For those who are involved in getting the stock market, one of your first questions may be exactly what penny stocks? There is a lot of hype, good and bad press surrounding with Penny stocks. Here we briefly turn some of this information to help you decide if trading penny stocks for you.
Cheap stocks, by definition, from the U.S. SEC, are defined as stocks that are less than $ 5 in value per share (most of them less than $ 1), which are traded over the counter, through the quote services. Cheap stocks, as they say, “bad bargain”, and hundreds of millions of dollars are sold every day in cheap stocks.
Penny Stock Trading is a speculative market, and not listed on the NYSE, NASDAQ or AMEX. They often have such low prices because they are very small, inexperienced company, although often these companies were previously traded on the NYSE and other markets, but because they do not meet their standards, they were kicked out, and now Penny stocks.
Penny stocks often attract new investors because of their extremely low prices and the attractiveness of large growth fairly quickly. Although this is a gambling mentality sometimes pays off, often these companies go out of business or lose their value all together. Shares Trading Penny is extremely risky for many reasons.
There is limited liquidity, because it can not always be a buyer willing to buy stocks you are trying to sell. It is often difficult to decide what to buy due to lack of financial reporting standards, so research a company before buying stock is virtually impossible. There is also a large number of fraud in penny stock game, because of low standards and lack of available information.
If you have an interest in the stock market, the popular shopping stores, probably a penny seems very attractive to you, because the potential for high returns on their investments. There are many things you should look at before the trade in these type of actions, including the timing of your purchases and when to buy stocks.
It is very important before the start of trading penny stock that you have accumulated a considerable amount of money to work. While penny stocks are very attractive to investors because of their low cost (SEC defines penny stocks as stocks that are less than $ 5 per share per share), many of these stocks lose their value in relation to events as a company goes out of business.
You may also want to be able to buy and sell these shares at moments notice, and at this point you will not have time to move funds to brokerage account, so it’s important to start penny stock trading where you are comfortable financially to do so.
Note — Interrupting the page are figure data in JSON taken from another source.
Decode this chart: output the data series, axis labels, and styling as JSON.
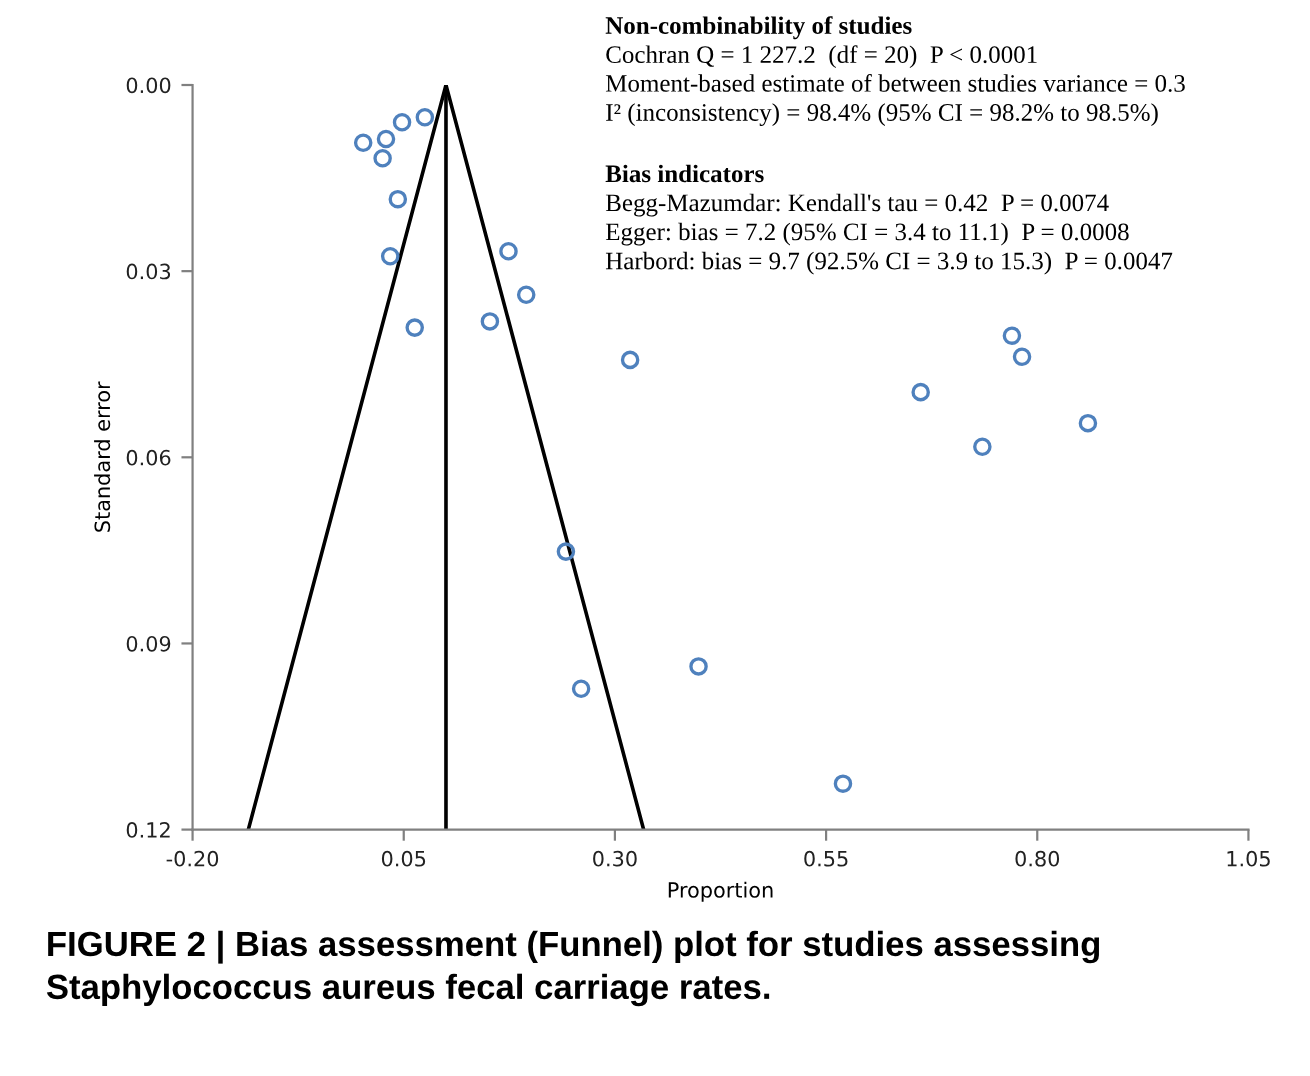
{
  "chart_data": {
    "type": "scatter",
    "xlabel": "Proportion",
    "ylabel": "Standard error",
    "xlim": [
      -0.2,
      1.05
    ],
    "ylim": [
      0.12,
      0.0
    ],
    "xticks": [
      {
        "value": -0.2,
        "label": "-0.20"
      },
      {
        "value": 0.05,
        "label": "0.05"
      },
      {
        "value": 0.3,
        "label": "0.30"
      },
      {
        "value": 0.55,
        "label": "0.55"
      },
      {
        "value": 0.8,
        "label": "0.80"
      },
      {
        "value": 1.05,
        "label": "1.05"
      }
    ],
    "yticks": [
      {
        "value": 0.0,
        "label": "0.00"
      },
      {
        "value": 0.03,
        "label": "0.03"
      },
      {
        "value": 0.06,
        "label": "0.06"
      },
      {
        "value": 0.09,
        "label": "0.09"
      },
      {
        "value": 0.12,
        "label": "0.12"
      }
    ],
    "grid": false,
    "legend": false,
    "series": [
      {
        "marker": "circle",
        "color": "#4f81bd",
        "x": [
          0.002,
          0.029,
          0.048,
          0.075,
          0.025,
          0.043,
          0.034,
          0.063,
          0.174,
          0.195,
          0.152,
          0.318,
          0.77,
          0.782,
          0.662,
          0.86,
          0.735,
          0.242,
          0.399,
          0.26,
          0.57
        ],
        "values": [
          0.0093,
          0.0087,
          0.006,
          0.0052,
          0.0118,
          0.0184,
          0.0276,
          0.0391,
          0.0268,
          0.0338,
          0.0381,
          0.0443,
          0.0404,
          0.0438,
          0.0495,
          0.0545,
          0.0583,
          0.0752,
          0.0937,
          0.0973,
          0.1126
        ]
      },
      {
        "type": "line",
        "marker": "none",
        "color": "#000000",
        "x": [
          -0.134,
          0.1,
          0.334
        ],
        "values": [
          0.12,
          0.0,
          0.12
        ]
      }
    ],
    "ref_lines": [
      {
        "axis": "x",
        "value": 0.1,
        "color": "#000000"
      }
    ],
    "annotations": [
      "Non-combinability of studies",
      "Cochran Q = 1 227.2  (df = 20)  P < 0.0001",
      "Moment-based estimate of between studies variance = 0.3",
      "I² (inconsistency) = 98.4% (95% CI = 98.2% to 98.5%)",
      "Bias indicators",
      "Begg-Mazumdar: Kendall's tau = 0.42  P = 0.0074",
      "Egger: bias = 7.2 (95% CI = 3.4 to 11.1)  P = 0.0008",
      "Harbord: bias = 9.7 (92.5% CI = 3.9 to 15.3)  P = 0.0047",
      "FIGURE 2 | Bias assessment (Funnel) plot for studies assessing Staphylococcus aureus fecal carriage rates."
    ]
  }
}
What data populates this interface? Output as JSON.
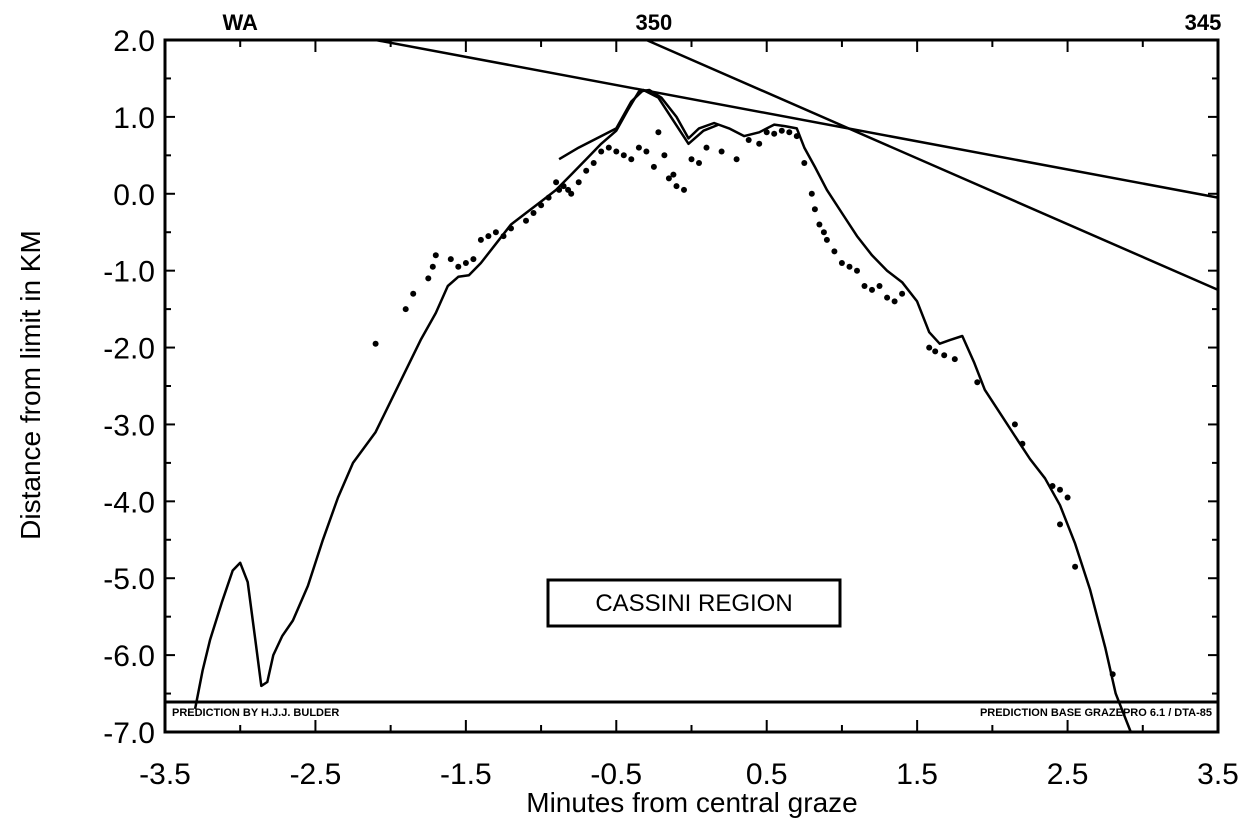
{
  "chart_data": {
    "type": "scatter",
    "xlabel": "Minutes from central graze",
    "ylabel": "Distance from limit in KM",
    "xlim": [
      -3.5,
      3.5
    ],
    "ylim": [
      -7.0,
      2.0
    ],
    "x_ticks": [
      "-3.5",
      "-2.5",
      "-1.5",
      "-0.5",
      "0.5",
      "1.5",
      "2.5",
      "3.5"
    ],
    "y_ticks": [
      "2.0",
      "1.0",
      "0.0",
      "-1.0",
      "-2.0",
      "-3.0",
      "-4.0",
      "-5.0",
      "-6.0",
      "-7.0"
    ],
    "top_axis_labels": [
      {
        "text": "WA",
        "x": -3.0
      },
      {
        "text": "350",
        "x": -0.25
      },
      {
        "text": "345",
        "x": 3.4
      }
    ],
    "annotation": "CASSINI REGION",
    "footer_left": "PREDICTION BY H.J.J. BULDER",
    "footer_right": "PREDICTION BASE GRAZEPRO 6.1 / DTA-85",
    "grid": false,
    "series": [
      {
        "style": "line",
        "values": [
          [
            -3.3,
            -6.7
          ],
          [
            -3.25,
            -6.2
          ],
          [
            -3.2,
            -5.8
          ],
          [
            -3.12,
            -5.3
          ],
          [
            -3.05,
            -4.9
          ],
          [
            -3.0,
            -4.8
          ],
          [
            -2.95,
            -5.05
          ],
          [
            -2.9,
            -5.8
          ],
          [
            -2.86,
            -6.4
          ],
          [
            -2.82,
            -6.35
          ],
          [
            -2.78,
            -6.0
          ],
          [
            -2.72,
            -5.75
          ],
          [
            -2.65,
            -5.55
          ],
          [
            -2.55,
            -5.1
          ],
          [
            -2.45,
            -4.5
          ],
          [
            -2.35,
            -3.95
          ],
          [
            -2.25,
            -3.5
          ],
          [
            -2.1,
            -3.1
          ],
          [
            -2.0,
            -2.7
          ],
          [
            -1.9,
            -2.3
          ],
          [
            -1.8,
            -1.9
          ],
          [
            -1.7,
            -1.55
          ],
          [
            -1.62,
            -1.2
          ],
          [
            -1.55,
            -1.08
          ],
          [
            -1.48,
            -1.06
          ],
          [
            -1.4,
            -0.9
          ],
          [
            -1.3,
            -0.65
          ],
          [
            -1.2,
            -0.4
          ],
          [
            -1.1,
            -0.25
          ],
          [
            -1.0,
            -0.1
          ],
          [
            -0.9,
            0.05
          ],
          [
            -0.8,
            0.25
          ],
          [
            -0.7,
            0.45
          ],
          [
            -0.6,
            0.65
          ],
          [
            -0.5,
            0.82
          ],
          [
            -0.42,
            1.1
          ],
          [
            -0.35,
            1.33
          ],
          [
            -0.28,
            1.35
          ],
          [
            -0.2,
            1.25
          ],
          [
            -0.1,
            1.0
          ],
          [
            -0.02,
            0.72
          ],
          [
            0.05,
            0.85
          ],
          [
            0.15,
            0.92
          ],
          [
            0.25,
            0.85
          ],
          [
            0.35,
            0.75
          ],
          [
            0.45,
            0.8
          ],
          [
            0.55,
            0.9
          ],
          [
            0.62,
            0.88
          ],
          [
            0.7,
            0.85
          ],
          [
            0.75,
            0.6
          ],
          [
            0.82,
            0.35
          ],
          [
            0.9,
            0.05
          ],
          [
            1.0,
            -0.25
          ],
          [
            1.1,
            -0.55
          ],
          [
            1.2,
            -0.8
          ],
          [
            1.3,
            -1.0
          ],
          [
            1.4,
            -1.15
          ],
          [
            1.5,
            -1.4
          ],
          [
            1.58,
            -1.8
          ],
          [
            1.65,
            -1.95
          ],
          [
            1.72,
            -1.9
          ],
          [
            1.8,
            -1.85
          ],
          [
            1.88,
            -2.2
          ],
          [
            1.95,
            -2.55
          ],
          [
            2.05,
            -2.85
          ],
          [
            2.15,
            -3.15
          ],
          [
            2.25,
            -3.45
          ],
          [
            2.35,
            -3.7
          ],
          [
            2.45,
            -4.05
          ],
          [
            2.55,
            -4.55
          ],
          [
            2.65,
            -5.15
          ],
          [
            2.75,
            -5.9
          ],
          [
            2.82,
            -6.5
          ],
          [
            2.88,
            -6.8
          ],
          [
            2.92,
            -7.0
          ]
        ]
      },
      {
        "style": "line",
        "values": [
          [
            -0.88,
            0.45
          ],
          [
            -0.75,
            0.6
          ],
          [
            -0.6,
            0.75
          ],
          [
            -0.5,
            0.85
          ],
          [
            -0.4,
            1.2
          ],
          [
            -0.32,
            1.35
          ],
          [
            -0.22,
            1.25
          ],
          [
            -0.12,
            0.95
          ],
          [
            -0.02,
            0.65
          ],
          [
            0.08,
            0.82
          ],
          [
            0.18,
            0.9
          ]
        ]
      },
      {
        "style": "line",
        "values": [
          [
            -2.1,
            2.0
          ],
          [
            3.5,
            -0.05
          ]
        ]
      },
      {
        "style": "line",
        "values": [
          [
            -0.3,
            2.0
          ],
          [
            3.5,
            -1.25
          ]
        ]
      },
      {
        "style": "points",
        "values": [
          [
            -2.1,
            -1.95
          ],
          [
            -1.9,
            -1.5
          ],
          [
            -1.85,
            -1.3
          ],
          [
            -1.75,
            -1.1
          ],
          [
            -1.72,
            -0.95
          ],
          [
            -1.7,
            -0.8
          ],
          [
            -1.6,
            -0.85
          ],
          [
            -1.55,
            -0.95
          ],
          [
            -1.5,
            -0.9
          ],
          [
            -1.45,
            -0.85
          ],
          [
            -1.4,
            -0.6
          ],
          [
            -1.35,
            -0.55
          ],
          [
            -1.3,
            -0.5
          ],
          [
            -1.25,
            -0.55
          ],
          [
            -1.2,
            -0.45
          ],
          [
            -1.1,
            -0.35
          ],
          [
            -1.05,
            -0.25
          ],
          [
            -1.0,
            -0.15
          ],
          [
            -0.95,
            -0.05
          ],
          [
            -0.9,
            0.15
          ],
          [
            -0.88,
            0.05
          ],
          [
            -0.85,
            0.1
          ],
          [
            -0.82,
            0.05
          ],
          [
            -0.8,
            0.0
          ],
          [
            -0.75,
            0.15
          ],
          [
            -0.7,
            0.3
          ],
          [
            -0.65,
            0.4
          ],
          [
            -0.6,
            0.55
          ],
          [
            -0.55,
            0.6
          ],
          [
            -0.5,
            0.55
          ],
          [
            -0.45,
            0.5
          ],
          [
            -0.4,
            0.45
          ],
          [
            -0.35,
            0.6
          ],
          [
            -0.3,
            0.55
          ],
          [
            -0.25,
            0.35
          ],
          [
            -0.22,
            0.8
          ],
          [
            -0.18,
            0.5
          ],
          [
            -0.15,
            0.2
          ],
          [
            -0.12,
            0.25
          ],
          [
            -0.1,
            0.1
          ],
          [
            -0.05,
            0.05
          ],
          [
            0.0,
            0.45
          ],
          [
            0.05,
            0.4
          ],
          [
            0.1,
            0.6
          ],
          [
            0.2,
            0.55
          ],
          [
            0.3,
            0.45
          ],
          [
            0.38,
            0.7
          ],
          [
            0.45,
            0.65
          ],
          [
            0.5,
            0.8
          ],
          [
            0.55,
            0.78
          ],
          [
            0.6,
            0.82
          ],
          [
            0.65,
            0.8
          ],
          [
            0.7,
            0.75
          ],
          [
            0.75,
            0.4
          ],
          [
            0.8,
            0.0
          ],
          [
            0.82,
            -0.2
          ],
          [
            0.85,
            -0.4
          ],
          [
            0.88,
            -0.5
          ],
          [
            0.9,
            -0.6
          ],
          [
            0.95,
            -0.75
          ],
          [
            1.0,
            -0.9
          ],
          [
            1.05,
            -0.95
          ],
          [
            1.1,
            -1.0
          ],
          [
            1.15,
            -1.2
          ],
          [
            1.2,
            -1.25
          ],
          [
            1.25,
            -1.2
          ],
          [
            1.3,
            -1.35
          ],
          [
            1.35,
            -1.4
          ],
          [
            1.4,
            -1.3
          ],
          [
            1.58,
            -2.0
          ],
          [
            1.62,
            -2.05
          ],
          [
            1.68,
            -2.1
          ],
          [
            1.75,
            -2.15
          ],
          [
            1.9,
            -2.45
          ],
          [
            2.15,
            -3.0
          ],
          [
            2.2,
            -3.25
          ],
          [
            2.4,
            -3.8
          ],
          [
            2.45,
            -3.85
          ],
          [
            2.5,
            -3.95
          ],
          [
            2.45,
            -4.3
          ],
          [
            2.55,
            -4.85
          ],
          [
            2.8,
            -6.25
          ]
        ]
      }
    ]
  }
}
Prior to investing in penny stocks, you also need to make one big decision whether to use a broker / consultant to help you decide which stocks to invest, or do it yourself using an online site. There are benefits to each side of the trade.
With the help of a broker, you must pay interest to the broker as they occurred, but you get the benefit of showing the ideas of an experienced professional who can help you maneuver the often misleading information available there on these stocks. But in managing things yourself using an online site, you usually pay a fixed fee and wind to reduce costs, make your trade.
If you would like to move forward trading cheap stocks on your own, using the Internet site, timing your purchases will be important. This is a good idea to trade through the site, which will make recommendations for your time and what stocks are hot. Although you can not rely on this information to turn into something concrete, at least, you will have some guidance on how to choose the right penny stocks.